A pair of  albums from Exeter's Mighty Force that are uniformly excellent and well worthy of exploration- they work as home listening and I imagine would do so in a much louder more immersive environment. They certainly work in the car eating up the miles while commuting between home and work. First is the latest Mighty Force 33 compilation, the initial offering from the label celebrating its 33rd year of business. It started by releasing the first Aphex Twin record- Analogue Bubblebath (and let's be honest, having put that out you could just stop at that point and rest on your laurels for the rest of time)- and has been resurrected in recent years with a deluge of acid techno/ electronica/ ambient. MF33 Volume 1 will be joined later in 2024 by Volumes 2 and 3, each one made up of eleven tracks, totalling thirty three by the end of the year. Volume 1 lines up a couple of the artists I've posted reviews by here over the last couple of years- Paddy Thorne and Fluffy Inside- along with many I haven't including Myoptik (whose track Nuclear Trafficlightz is a ten minute trip into an acid techno otherworld), I- hyperacusis (and their track Minimal Pulse, a bleep and echo delight) and Pushkin (whose Horce Acid Mix is strong stuff). All eleven are first rate, experimental and forward thinking tracks, the 303s and 808s front and centre. Get MF33 Volume 1 here. This is Once In A Life by Barce, a lovely, fluid piece of electronic music pitched somewhere in the centre of a Venn diagram with three interlocking circles, acid, techno and ambient. 

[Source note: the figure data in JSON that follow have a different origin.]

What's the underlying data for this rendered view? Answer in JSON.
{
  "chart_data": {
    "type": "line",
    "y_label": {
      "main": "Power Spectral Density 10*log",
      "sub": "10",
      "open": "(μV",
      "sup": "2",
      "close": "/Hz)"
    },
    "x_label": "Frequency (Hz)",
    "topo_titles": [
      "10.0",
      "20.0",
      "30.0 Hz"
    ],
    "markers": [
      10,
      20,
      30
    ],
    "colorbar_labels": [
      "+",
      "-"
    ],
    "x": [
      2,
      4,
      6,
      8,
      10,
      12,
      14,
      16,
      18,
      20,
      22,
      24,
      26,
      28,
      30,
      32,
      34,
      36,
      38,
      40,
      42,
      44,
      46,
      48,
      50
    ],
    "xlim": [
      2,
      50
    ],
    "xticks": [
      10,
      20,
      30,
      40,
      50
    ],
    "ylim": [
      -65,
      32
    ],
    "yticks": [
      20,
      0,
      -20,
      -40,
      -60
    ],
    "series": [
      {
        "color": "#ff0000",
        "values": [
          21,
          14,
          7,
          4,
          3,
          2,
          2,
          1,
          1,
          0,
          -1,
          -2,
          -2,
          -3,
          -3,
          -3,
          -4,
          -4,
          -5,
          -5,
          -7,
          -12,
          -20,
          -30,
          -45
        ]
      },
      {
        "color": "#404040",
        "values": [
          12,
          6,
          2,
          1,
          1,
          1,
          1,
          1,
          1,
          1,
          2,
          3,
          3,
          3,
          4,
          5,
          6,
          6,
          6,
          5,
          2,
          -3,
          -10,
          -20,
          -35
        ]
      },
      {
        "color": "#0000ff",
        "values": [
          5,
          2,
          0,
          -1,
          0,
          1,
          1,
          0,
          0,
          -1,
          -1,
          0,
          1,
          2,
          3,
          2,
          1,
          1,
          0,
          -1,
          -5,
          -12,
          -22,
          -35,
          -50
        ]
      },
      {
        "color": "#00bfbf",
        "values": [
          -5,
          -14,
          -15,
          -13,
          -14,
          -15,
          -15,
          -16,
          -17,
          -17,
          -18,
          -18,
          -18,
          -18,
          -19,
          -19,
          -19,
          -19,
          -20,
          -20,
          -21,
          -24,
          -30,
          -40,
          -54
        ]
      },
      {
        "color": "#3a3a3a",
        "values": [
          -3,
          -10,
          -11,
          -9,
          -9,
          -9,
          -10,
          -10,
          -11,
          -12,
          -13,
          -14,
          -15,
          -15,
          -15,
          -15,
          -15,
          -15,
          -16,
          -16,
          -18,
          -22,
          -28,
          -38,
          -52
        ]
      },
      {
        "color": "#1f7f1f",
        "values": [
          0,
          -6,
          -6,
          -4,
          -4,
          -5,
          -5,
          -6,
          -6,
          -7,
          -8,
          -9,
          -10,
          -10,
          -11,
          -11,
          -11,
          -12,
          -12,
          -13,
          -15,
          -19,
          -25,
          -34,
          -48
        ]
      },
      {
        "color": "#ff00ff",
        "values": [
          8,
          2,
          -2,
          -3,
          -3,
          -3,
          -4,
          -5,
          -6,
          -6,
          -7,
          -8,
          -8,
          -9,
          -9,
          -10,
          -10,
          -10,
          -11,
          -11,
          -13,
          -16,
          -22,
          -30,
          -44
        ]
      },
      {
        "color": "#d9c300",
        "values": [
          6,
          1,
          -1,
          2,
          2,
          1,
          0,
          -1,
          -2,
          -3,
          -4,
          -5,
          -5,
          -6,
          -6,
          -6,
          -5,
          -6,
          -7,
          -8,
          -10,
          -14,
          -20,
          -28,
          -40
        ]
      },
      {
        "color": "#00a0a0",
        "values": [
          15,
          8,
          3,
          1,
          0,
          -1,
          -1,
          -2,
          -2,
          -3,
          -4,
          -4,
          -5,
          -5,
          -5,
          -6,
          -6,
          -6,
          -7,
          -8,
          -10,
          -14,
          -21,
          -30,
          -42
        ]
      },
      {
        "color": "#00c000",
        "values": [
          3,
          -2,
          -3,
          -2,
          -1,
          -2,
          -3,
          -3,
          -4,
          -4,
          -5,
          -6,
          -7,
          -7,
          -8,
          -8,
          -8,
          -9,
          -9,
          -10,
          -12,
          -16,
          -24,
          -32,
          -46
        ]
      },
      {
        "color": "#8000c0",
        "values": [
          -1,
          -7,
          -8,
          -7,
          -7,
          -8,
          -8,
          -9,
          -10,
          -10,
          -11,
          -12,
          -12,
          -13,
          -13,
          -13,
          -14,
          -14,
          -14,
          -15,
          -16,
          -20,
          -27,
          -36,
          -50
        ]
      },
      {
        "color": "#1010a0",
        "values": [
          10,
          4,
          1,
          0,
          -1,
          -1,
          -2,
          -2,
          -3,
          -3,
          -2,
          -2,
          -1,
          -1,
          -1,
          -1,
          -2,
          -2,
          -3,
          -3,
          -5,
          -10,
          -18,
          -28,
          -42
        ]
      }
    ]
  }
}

At the end of January Mighty Force released an album by SubDan called Inhale, Exhale, Repeat, ten tracks by Dan Schock that are tailor made for late night headphones listening, the attention to detail, subtleties and nuances really standing out when listened to closely and immersively (my spellcheck doesn't like immersively as a word but I'm sticking with it). Wake Up! kicks things off, a three note synth pattern and chords joined by rattling drums and a whispered voice, the sounds of the ambient techno revolution of the early 90s updated and reinvigorated for 2024. By the time we get three tracks in, Thin Air, is totally enveloping, a kick drum and synth pattern bringing some drama and tension, the pulsebeat keeping it moving ever forwards. 

Inhale, Exhale, Repeat is a joy that keeps giving, confident and experimental, melodic and innovative. By the time the final track arrives, Bring Back The Music, a familiar vocal sample buried deep within it, the temptation is to let it pay out and then go right back to the start. Buy the album from Mighty Force.